Leetcode -- Two-sum

information

• link：Two Sum - LeetCode
• Description：Given an array of integers nums and an integer target, return indices of the two numbers such that they add up to target. You may assume that each input would have exactly one solution, and you may not use the same element twice. You can return the answer in any order.

solution

method 1

class Solution:
    def twoSum(self, nums: List[int], target: int) -> List[int]:
        for i, v in  enumerate(nums):
            if (target-v) in nums:
                for j in range(i+1, len(nums)):
                    if nums[j] == target-v:
                        return [i,j]

The function of the outside loop is to traverse nums.

At the fourth line, it judges whether v's complement is in nums. If it is true, it will go in the second loop to find the index of v's complement.

the same idea but a little different ( by myself )

class Solution:
    def twoSum(self, nums: List[int], target: int) -> List[int]:
        for i, v in  enumerate(nums):
            if (target-v) in nums and nums.index(target-v) != i:
                return [i, nums.index(target-v)]
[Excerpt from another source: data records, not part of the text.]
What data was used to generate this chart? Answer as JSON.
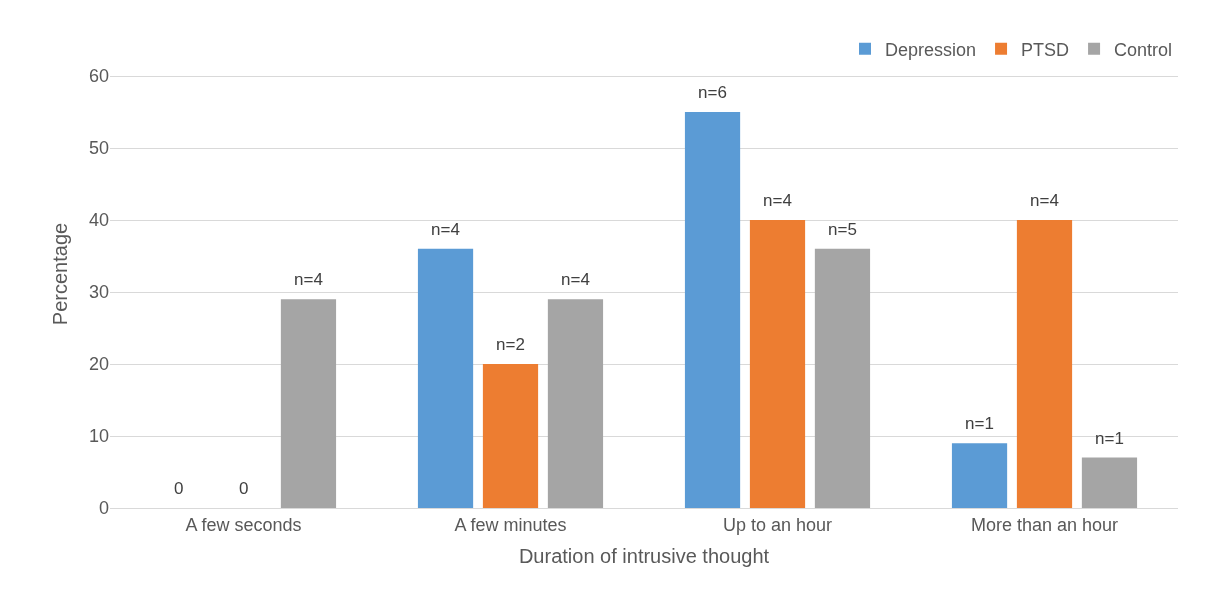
{
  "chart_data": {
    "type": "bar",
    "xlabel": "Duration of intrusive thought",
    "ylabel": "Percentage",
    "categories": [
      "A few seconds",
      "A few minutes",
      "Up to an hour",
      "More than an hour"
    ],
    "series": [
      {
        "name": "Depression",
        "color": "#5b9bd5",
        "values": [
          0,
          36,
          55,
          9
        ]
      },
      {
        "name": "PTSD",
        "color": "#ed7d31",
        "values": [
          0,
          20,
          40,
          40
        ]
      },
      {
        "name": "Control",
        "color": "#a5a5a5",
        "values": [
          29,
          29,
          36,
          7
        ]
      }
    ],
    "annotations": [
      "0",
      "0",
      "n=4",
      "n=4",
      "n=2",
      "n=4",
      "n=6",
      "n=4",
      "n=5",
      "n=1",
      "n=4",
      "n=1"
    ],
    "ylim": [
      0,
      65
    ],
    "yticks": [
      0,
      10,
      20,
      30,
      40,
      50,
      60
    ],
    "grid": "y",
    "legend": "top right"
  }
}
the same idea but a little different ( by the official solution )

class Solution:
    def twoSum(self, nums: List[int], target: int) -> List[int]
        for i in range(len(nums)):
            for j in range(i+1 , len(nums)):
                if i+j == target:
                	  return [i,j]
        return []​

However, all above are O(n^2).

method 2

class Solution:
    def twoSum(self, nums: List[int], target: int) -> List[int]
        hashmap = {}
        for i in range(len(nums)):
            hashmap[nums[i]] = i
        for i in range(len(nums)):
            if target-nums[i] in hashmap and hashmap[target-nums[i]] != i:
                return [i, hashmap[target-nums[i]]]

In python, dictionary is hashtable. Therefor, it can improve O(n) to almost O(1) when we search it.

method 3

class Solution:
    def twoSum(self, nums: List[int], target: int) -> List[int]
        hashmap = {}
        for i in range(len(nums)):
            if target-nums[i] in hashmap:
                return [hashmap[target-nums[i]], i]
            hashmap[nums[i]] = i

This concept is that it tries check elements while inserting them into the hashtable.

In this way, we need to search forward. The clever part is that the previous elements is stored in the hashtable (hashmap)，so what we need to do is check if the complement is in hashtable and what is its index. And since the current number hasn't been inserted yet, it avoids retrieving the same number.